Understanding a very elementary property of factorials
Solution 1:
We find
$$\sum_{m\ge1}\psi\left(\frac{x}{m}\right)=\sum_{m\ge1}\sum_{k\ge1}\vartheta\left(\sqrt[k]{\frac{x}{m}}\right)=\sum_{m\ge1}\sum_{k\ge1}\sum_{p\le \sqrt[k]{x/m}}\log p$$
$$=\sum_{m\ge1}\sum_{k\ge1}\sum_{mp^k\le x}\log p=\log \prod_{p\le x}p^{\#\{(m,k):mp^k\le x\}}=\log x!$$
since when counting $\#\{(m,k):mp^k\le x\}$, one sees for every $1\le n\le x$ there are $t=v_p(n)$ different tuples $(m,t),(mp,t-1),\cdots,(mp^{t-1},1)$ counted in the set (note $k\ge1$).
Solution 2:
A slightly different variation based upon the prime factorisation of $x!$.

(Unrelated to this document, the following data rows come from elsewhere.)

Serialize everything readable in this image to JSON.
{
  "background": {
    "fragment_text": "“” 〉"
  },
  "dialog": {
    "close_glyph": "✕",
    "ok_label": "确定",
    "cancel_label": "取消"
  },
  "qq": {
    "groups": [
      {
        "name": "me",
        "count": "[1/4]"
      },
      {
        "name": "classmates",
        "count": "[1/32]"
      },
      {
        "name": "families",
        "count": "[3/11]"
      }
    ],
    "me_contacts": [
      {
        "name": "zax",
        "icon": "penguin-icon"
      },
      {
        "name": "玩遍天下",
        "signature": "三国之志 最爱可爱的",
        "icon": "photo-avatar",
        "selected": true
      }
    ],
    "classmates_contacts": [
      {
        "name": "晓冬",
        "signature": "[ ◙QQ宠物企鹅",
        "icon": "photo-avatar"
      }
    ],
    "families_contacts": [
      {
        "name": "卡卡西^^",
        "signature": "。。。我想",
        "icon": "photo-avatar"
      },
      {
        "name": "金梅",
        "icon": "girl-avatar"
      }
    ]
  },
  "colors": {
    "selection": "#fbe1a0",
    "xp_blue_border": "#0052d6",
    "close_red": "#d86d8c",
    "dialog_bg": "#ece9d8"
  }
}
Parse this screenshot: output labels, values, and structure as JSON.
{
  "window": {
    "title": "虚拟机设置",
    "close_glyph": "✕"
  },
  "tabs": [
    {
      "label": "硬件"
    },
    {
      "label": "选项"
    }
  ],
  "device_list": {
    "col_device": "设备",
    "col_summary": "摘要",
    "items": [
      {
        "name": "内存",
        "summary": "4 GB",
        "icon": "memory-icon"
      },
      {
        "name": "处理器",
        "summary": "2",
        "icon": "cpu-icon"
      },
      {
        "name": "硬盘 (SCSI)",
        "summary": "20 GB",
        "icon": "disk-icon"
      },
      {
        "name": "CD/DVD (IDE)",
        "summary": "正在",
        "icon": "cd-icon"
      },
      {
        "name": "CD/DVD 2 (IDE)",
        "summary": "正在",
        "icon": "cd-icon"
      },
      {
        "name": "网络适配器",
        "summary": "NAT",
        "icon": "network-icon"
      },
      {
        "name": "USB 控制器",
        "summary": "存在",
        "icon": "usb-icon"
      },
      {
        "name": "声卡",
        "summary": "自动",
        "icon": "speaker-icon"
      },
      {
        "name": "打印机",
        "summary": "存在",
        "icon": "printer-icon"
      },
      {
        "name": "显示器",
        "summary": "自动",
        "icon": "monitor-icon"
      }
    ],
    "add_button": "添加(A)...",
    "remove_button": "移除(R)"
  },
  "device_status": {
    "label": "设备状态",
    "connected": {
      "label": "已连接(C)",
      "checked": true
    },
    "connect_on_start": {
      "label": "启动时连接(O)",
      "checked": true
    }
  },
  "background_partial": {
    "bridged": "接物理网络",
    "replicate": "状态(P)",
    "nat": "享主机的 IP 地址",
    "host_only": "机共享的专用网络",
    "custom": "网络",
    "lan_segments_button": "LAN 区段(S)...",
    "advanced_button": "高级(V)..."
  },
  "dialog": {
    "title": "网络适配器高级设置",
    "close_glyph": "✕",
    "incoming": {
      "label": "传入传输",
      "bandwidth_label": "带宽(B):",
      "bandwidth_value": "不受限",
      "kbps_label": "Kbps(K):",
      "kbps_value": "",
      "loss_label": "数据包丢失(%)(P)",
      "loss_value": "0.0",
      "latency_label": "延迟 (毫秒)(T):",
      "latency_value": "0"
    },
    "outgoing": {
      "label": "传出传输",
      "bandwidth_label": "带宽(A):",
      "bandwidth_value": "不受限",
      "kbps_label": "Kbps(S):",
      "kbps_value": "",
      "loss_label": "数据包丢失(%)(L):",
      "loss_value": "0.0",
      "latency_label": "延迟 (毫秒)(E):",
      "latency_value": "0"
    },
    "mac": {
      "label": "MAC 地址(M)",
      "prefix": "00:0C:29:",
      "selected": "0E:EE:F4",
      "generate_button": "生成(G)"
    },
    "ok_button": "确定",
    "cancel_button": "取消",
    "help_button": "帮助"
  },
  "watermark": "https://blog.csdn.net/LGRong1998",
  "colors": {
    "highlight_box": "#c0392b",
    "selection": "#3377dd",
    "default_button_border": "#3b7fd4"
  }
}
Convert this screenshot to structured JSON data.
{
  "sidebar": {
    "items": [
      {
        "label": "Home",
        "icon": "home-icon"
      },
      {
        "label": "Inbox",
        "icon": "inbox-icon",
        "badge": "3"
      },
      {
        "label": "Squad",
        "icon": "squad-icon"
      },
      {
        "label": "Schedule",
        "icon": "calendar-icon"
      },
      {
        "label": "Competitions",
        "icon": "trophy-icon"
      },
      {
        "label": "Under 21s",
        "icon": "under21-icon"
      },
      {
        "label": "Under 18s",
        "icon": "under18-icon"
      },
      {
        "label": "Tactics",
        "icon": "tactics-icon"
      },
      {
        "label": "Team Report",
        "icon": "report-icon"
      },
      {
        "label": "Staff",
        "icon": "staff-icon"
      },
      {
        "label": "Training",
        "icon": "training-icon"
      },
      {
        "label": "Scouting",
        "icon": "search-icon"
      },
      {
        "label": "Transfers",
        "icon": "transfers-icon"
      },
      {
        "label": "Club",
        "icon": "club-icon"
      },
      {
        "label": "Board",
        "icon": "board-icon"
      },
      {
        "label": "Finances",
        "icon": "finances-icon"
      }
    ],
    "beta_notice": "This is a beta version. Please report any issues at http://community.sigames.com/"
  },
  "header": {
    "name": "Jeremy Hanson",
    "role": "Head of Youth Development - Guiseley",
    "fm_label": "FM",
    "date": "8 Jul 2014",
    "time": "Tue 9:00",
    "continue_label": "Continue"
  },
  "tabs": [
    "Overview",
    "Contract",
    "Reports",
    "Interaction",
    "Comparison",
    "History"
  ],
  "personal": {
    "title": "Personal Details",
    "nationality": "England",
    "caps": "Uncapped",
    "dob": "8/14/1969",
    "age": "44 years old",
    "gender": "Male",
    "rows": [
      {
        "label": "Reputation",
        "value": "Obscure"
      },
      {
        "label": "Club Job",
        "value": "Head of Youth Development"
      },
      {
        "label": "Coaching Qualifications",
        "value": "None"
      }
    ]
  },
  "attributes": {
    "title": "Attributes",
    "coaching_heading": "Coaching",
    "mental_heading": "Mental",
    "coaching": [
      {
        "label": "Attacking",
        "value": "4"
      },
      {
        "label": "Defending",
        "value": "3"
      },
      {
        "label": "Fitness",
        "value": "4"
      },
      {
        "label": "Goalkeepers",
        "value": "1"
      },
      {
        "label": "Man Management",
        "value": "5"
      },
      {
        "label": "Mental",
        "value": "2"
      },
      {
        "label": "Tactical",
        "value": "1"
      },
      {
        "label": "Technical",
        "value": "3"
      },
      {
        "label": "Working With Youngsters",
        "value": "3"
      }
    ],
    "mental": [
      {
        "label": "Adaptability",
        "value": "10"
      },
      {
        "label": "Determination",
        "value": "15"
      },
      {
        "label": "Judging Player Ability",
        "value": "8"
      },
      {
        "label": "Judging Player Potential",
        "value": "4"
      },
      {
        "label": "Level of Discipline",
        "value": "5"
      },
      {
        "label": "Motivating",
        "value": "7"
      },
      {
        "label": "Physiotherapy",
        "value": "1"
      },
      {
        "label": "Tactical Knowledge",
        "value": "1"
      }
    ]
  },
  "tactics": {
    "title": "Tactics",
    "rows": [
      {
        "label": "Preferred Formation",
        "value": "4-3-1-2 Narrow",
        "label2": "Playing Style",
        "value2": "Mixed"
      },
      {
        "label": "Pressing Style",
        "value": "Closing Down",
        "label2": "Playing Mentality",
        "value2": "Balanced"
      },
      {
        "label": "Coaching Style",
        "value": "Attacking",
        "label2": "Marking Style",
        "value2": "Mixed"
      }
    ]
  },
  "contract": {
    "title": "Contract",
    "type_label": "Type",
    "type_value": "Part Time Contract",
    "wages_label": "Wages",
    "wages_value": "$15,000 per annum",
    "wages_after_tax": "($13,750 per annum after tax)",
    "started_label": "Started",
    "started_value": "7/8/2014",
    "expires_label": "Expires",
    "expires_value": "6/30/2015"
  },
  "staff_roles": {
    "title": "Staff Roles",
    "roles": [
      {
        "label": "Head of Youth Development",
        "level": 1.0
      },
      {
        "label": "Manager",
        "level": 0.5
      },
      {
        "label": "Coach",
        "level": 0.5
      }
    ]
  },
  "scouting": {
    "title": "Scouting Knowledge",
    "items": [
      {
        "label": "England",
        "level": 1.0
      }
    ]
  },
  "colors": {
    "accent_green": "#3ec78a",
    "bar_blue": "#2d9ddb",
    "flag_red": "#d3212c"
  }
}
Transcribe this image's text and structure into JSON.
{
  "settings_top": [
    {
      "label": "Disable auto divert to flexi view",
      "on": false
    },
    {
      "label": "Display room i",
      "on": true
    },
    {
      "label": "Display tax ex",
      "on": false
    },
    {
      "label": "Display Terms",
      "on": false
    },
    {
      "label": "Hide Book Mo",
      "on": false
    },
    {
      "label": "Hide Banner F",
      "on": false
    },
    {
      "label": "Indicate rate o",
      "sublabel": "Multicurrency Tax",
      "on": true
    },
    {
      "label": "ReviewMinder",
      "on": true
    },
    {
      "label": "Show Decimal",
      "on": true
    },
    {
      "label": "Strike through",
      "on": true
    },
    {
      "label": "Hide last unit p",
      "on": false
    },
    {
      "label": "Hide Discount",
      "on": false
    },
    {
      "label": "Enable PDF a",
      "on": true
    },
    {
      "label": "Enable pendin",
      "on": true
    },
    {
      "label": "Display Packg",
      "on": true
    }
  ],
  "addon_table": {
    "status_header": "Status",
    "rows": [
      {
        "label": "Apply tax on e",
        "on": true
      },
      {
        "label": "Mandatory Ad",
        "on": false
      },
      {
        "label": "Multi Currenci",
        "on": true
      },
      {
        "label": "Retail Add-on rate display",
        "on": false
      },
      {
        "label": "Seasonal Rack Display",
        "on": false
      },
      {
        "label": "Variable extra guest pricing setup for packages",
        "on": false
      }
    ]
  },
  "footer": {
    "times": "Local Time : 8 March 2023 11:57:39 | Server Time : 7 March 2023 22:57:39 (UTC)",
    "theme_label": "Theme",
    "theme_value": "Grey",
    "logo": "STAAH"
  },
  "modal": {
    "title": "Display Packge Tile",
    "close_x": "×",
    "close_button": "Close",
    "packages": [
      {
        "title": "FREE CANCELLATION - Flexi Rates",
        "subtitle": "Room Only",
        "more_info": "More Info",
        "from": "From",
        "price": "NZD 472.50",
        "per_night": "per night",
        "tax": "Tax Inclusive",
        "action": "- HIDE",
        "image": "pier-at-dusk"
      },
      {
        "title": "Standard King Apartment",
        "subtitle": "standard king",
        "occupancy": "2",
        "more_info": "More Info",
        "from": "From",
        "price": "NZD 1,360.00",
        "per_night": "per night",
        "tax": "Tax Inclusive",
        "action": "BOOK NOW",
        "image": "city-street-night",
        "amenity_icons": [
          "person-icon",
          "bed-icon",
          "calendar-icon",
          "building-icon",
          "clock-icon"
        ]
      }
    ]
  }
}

We obtain for integers $x>0$ \begin{align*} \color{blue}{\log x!}&=\log\prod_{p\leq x}p^{\left\lfloor\frac{x}{p}\right\rfloor+\left\lfloor\frac{x}{p^2}\right\rfloor+\cdots}\tag{1}\\ &=\log\prod_{p\leq x}p^{\sum_{m=1}^\infty\left\lfloor\frac{x}{p^m}\right\rfloor}\tag{2}\\ &=\sum_{p\leq x}\sum_{m=1}^\infty\log p\left\lfloor\frac{x}{p^m}\right\rfloor\tag{3}\\ &=\sum_{m=1}^\infty\sum_{p\leq \sqrt[m]{x}}\log p\left\lfloor\frac{x}{p^m}\right\rfloor\tag{4}\\ &=\sum_{m=1}^\infty\sum_{p\leq \sqrt[m]{x}}\log p\sum_{j=1}^{x/p^m}1\tag{5}\\ &=\sum_{m=1}^\infty\sum_{j=1}^x\sum_{p\leq \sqrt[m]{x}}\log p\tag{6}\\ &\,\,\color{blue}{=\sum_{j=1}^x\psi\left(\frac{x}{j}\right)} \end{align*} and the claim follows.
Comment:
In (1) we do the prime factorisation of $x!$ and observe that $\left\lfloor\frac{x}{p}\right\rfloor$ counts the numbers $\leq x$ which are a multiple of $p$. Since we also have to add $1$ for each number which is a multiple of $p^2$ we add $\left\lfloor\frac{x}{p^2}\right\rfloor$, etc.
In (2) we use the series notation. Note the series is finite.
In (3) we use properties of the logarithm.
In (4) we exchange the order of the series.
In (5) we write the factor $\left\lfloor\frac{x}{p^m}\right\rfloor$ as sum.
In (6) we exchange the order of the series again.